If I Eat More Carbs, When Should I Bolus?
I use a meter programmed to my insulin pump. After I test for blood glucose and bolus for what I intend to eat, if I am still hungry and want to eat more 10 to 15 minutes later, can I just bolus for the extra carbs? Name Withheld
Alison B. Evert, MS, RD, CDE, responds:
Yes, if you eat more carbohydrate, you should deliver an additional insulin bolus for this food. Eating more carbs will increase your blood glucose level. Some health care providers may recommend not taking additional bolus insulin unless you eat more than 15 grams of carbohydrate. Check with your health care provider for your individual instructions.
However, you should not take more correction insulin when you deliver the additional food bolus. This is called "stacking insulin," and it can put you at risk for a low blood glucose reaction. To understand the idea of stacking insulin, you have to consider your "insulin on board," the amount of insulin that is active in your body. Your premeal dose, or bolus, includes mealtime and often correction insulin if your blood glucose level is above your target before eating. As soon as you deliver a premeal dose, your pump tracks the insulin on board for you.
Most pumps use rapid-acting, or mealtime, insulin (aspart, lispro, or glulisine). Whether it's delivered by pump or injection, it works the same. Rapid-acting insulin's onset of action is about 10 to 15 minutes. Its effect peaks in about one to two hours, and its duration is about three to four hours. (For more on using mealtime insulin, see "Insulin's Ins and Outs".)
Many pumps have a bolus calculator feature. Your health care provider sets the calculator based on your needs. The settings include your blood glucose target range, an insulin-to-carbohydrate ratio for mealtime insulin, an insulin correction or sensitivity factor to bring your blood glucose back into target range, and your active insulin time (often set between three and six hours).

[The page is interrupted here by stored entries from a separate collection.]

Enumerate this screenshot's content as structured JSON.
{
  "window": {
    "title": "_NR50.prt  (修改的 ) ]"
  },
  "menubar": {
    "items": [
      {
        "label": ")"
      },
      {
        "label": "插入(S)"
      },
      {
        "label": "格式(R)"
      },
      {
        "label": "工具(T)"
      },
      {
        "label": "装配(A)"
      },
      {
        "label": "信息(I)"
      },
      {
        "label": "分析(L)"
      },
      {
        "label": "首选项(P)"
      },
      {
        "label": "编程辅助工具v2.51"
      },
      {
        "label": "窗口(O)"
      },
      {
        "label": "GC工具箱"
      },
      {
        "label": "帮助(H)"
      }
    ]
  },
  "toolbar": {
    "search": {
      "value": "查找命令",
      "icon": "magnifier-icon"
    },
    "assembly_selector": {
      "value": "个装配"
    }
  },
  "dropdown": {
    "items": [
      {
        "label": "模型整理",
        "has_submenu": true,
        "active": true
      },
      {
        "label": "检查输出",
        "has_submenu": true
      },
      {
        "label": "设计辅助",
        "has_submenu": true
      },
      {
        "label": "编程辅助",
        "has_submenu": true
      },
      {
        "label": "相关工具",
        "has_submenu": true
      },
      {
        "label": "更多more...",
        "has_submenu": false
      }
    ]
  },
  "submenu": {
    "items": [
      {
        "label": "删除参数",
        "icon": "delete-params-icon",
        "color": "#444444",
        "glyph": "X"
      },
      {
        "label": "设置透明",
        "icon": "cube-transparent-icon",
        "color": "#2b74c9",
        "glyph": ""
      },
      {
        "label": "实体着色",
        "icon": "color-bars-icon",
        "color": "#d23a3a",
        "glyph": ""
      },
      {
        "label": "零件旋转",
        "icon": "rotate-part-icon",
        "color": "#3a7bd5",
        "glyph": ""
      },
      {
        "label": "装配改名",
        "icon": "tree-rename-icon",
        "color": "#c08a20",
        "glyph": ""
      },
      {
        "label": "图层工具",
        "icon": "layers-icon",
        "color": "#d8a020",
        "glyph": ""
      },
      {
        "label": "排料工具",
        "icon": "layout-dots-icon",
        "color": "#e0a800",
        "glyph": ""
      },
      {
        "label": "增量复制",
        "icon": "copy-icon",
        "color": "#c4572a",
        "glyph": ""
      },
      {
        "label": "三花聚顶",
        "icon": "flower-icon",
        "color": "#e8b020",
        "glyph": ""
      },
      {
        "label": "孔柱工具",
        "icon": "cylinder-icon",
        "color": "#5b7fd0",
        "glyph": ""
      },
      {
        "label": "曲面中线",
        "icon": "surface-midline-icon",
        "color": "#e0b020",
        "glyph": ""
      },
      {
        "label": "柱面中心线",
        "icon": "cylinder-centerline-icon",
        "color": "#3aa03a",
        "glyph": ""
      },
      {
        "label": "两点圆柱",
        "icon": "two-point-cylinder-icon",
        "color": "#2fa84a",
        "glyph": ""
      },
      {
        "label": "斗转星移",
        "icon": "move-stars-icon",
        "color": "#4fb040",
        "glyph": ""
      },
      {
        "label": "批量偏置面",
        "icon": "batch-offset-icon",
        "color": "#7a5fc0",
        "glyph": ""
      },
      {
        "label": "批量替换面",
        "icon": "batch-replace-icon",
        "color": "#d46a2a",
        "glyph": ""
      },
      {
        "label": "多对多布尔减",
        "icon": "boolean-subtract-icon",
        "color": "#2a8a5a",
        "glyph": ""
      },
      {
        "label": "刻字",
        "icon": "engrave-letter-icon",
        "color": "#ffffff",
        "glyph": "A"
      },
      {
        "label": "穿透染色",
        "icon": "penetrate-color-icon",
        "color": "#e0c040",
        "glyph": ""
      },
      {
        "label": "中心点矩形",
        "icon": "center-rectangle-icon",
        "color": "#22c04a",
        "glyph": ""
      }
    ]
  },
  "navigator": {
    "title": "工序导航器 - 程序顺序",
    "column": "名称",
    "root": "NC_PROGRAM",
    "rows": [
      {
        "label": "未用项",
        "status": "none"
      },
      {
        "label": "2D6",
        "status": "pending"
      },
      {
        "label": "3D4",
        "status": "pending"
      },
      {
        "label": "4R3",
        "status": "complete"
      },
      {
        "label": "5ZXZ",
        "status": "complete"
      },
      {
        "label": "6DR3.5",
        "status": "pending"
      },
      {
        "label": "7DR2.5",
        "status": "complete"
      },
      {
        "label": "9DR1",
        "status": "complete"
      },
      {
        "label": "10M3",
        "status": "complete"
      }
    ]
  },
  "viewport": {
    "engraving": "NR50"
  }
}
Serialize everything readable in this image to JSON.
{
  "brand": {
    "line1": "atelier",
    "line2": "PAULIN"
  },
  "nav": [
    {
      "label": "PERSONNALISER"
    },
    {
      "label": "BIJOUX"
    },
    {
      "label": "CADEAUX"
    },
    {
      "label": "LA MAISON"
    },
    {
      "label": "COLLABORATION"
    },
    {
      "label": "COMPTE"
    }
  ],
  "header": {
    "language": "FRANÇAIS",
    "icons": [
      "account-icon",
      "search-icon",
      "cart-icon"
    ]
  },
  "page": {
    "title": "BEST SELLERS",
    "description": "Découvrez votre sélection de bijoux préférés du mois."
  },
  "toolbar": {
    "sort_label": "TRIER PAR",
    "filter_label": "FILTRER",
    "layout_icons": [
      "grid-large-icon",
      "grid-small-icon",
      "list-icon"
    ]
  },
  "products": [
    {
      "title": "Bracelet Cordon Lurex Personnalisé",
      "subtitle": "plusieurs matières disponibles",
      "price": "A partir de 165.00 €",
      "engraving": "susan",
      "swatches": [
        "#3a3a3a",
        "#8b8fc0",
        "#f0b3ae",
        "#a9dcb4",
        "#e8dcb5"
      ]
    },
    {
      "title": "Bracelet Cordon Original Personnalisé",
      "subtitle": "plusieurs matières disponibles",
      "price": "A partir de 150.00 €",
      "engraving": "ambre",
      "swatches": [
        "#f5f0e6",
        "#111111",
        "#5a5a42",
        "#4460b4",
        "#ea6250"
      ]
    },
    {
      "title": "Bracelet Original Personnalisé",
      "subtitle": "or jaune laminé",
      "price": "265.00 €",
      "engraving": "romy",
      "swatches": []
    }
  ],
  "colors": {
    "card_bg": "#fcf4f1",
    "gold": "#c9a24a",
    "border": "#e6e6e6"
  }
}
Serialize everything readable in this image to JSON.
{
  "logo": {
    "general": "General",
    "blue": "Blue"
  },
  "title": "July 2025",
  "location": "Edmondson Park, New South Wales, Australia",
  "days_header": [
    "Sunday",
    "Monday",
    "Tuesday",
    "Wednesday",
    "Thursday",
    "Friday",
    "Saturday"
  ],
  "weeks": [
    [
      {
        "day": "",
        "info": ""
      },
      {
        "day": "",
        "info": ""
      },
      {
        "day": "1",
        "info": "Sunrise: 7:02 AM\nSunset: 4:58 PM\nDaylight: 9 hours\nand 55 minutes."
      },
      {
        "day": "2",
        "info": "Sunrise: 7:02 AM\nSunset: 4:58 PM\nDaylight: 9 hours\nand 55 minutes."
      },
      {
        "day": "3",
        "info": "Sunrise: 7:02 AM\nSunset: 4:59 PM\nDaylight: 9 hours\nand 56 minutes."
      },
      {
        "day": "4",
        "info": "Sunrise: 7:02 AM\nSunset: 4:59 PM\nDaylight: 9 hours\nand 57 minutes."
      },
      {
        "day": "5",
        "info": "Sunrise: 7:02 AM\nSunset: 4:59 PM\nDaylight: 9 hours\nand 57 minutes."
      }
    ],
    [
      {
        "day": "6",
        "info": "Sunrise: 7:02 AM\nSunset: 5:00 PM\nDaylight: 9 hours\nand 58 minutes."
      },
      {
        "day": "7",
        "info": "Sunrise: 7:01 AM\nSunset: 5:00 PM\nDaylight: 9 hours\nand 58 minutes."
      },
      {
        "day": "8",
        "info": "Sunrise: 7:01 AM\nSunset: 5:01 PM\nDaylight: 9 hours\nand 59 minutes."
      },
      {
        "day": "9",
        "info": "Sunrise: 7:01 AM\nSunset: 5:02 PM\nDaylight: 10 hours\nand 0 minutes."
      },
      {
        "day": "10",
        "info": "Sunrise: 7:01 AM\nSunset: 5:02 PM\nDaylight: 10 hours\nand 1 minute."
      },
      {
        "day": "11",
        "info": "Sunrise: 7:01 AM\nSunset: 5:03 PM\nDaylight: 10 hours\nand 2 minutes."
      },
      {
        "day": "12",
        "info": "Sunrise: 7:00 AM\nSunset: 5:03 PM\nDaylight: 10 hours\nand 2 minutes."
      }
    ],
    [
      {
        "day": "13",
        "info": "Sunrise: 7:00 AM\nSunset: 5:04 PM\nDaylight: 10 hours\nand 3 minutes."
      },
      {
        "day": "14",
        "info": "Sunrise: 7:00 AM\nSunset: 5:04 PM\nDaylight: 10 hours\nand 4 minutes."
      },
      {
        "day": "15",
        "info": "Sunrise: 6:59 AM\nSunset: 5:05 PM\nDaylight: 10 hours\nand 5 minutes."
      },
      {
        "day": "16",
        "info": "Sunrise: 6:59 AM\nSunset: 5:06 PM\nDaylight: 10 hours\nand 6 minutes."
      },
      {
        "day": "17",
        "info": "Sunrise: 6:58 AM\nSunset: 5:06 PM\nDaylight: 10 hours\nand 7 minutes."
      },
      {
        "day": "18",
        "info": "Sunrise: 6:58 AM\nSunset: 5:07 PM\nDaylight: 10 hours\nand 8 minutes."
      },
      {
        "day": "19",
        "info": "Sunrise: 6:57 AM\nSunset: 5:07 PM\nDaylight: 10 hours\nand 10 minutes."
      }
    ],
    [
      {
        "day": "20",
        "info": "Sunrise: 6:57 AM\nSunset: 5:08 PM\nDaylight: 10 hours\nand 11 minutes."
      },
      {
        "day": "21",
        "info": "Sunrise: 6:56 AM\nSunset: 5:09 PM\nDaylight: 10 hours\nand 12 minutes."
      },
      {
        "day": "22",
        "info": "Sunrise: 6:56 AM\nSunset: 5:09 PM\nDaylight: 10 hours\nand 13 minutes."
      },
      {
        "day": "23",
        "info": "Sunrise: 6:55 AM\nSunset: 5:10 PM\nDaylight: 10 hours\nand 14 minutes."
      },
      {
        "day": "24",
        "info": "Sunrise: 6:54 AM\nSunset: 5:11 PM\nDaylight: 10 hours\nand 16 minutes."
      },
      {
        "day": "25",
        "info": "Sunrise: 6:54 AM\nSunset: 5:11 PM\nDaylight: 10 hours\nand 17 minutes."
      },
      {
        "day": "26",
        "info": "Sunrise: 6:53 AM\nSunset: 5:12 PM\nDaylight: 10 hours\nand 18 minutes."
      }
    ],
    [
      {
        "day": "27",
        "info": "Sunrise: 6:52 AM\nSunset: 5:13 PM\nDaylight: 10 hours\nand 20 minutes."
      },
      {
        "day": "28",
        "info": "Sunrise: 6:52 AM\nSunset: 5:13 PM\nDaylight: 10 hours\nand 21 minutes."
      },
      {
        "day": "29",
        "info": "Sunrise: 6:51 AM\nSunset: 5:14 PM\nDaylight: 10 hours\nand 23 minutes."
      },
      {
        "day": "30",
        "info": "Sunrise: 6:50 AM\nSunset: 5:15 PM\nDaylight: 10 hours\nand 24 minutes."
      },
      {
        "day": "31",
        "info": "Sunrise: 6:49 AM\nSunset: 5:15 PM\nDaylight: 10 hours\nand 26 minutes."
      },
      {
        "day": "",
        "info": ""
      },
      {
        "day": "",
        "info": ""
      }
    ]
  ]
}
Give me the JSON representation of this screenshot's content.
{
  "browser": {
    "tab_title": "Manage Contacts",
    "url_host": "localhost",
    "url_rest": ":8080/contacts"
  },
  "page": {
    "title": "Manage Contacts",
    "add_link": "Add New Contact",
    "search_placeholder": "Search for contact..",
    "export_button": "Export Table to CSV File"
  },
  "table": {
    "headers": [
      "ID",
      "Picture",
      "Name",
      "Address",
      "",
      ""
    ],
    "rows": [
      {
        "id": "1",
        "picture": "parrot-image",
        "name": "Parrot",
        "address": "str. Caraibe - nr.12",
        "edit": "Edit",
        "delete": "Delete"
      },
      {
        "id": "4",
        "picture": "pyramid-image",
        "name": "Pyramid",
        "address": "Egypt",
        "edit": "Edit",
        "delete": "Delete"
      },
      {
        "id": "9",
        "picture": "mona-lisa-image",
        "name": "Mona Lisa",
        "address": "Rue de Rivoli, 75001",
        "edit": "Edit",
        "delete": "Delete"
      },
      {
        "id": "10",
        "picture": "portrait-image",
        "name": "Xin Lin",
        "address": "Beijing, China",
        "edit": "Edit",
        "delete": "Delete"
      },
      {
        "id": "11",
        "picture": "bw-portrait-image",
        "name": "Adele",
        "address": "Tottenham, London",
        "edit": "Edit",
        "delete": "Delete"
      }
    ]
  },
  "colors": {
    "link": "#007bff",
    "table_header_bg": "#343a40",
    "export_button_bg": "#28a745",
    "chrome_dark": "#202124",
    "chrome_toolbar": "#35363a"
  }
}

If you use the bolus calculator feature, it will take all these factors into account. It will tell you how much insulin is needed to cover a certain amount of carbs and correct your blood glucose level if needed. Let's say you took a mealtime bolus of 10 units of insulin (8 units for carbs and 2 units for correction). One hour after the bolus, about 8 units of insulin are still working in your body. So, if you took more correction insulin after the premeal bolus, you would be stacking: layering additional correction insulin on your previous dose. Most health care providers recommend waiting three or more hours before delivering another correction bolus.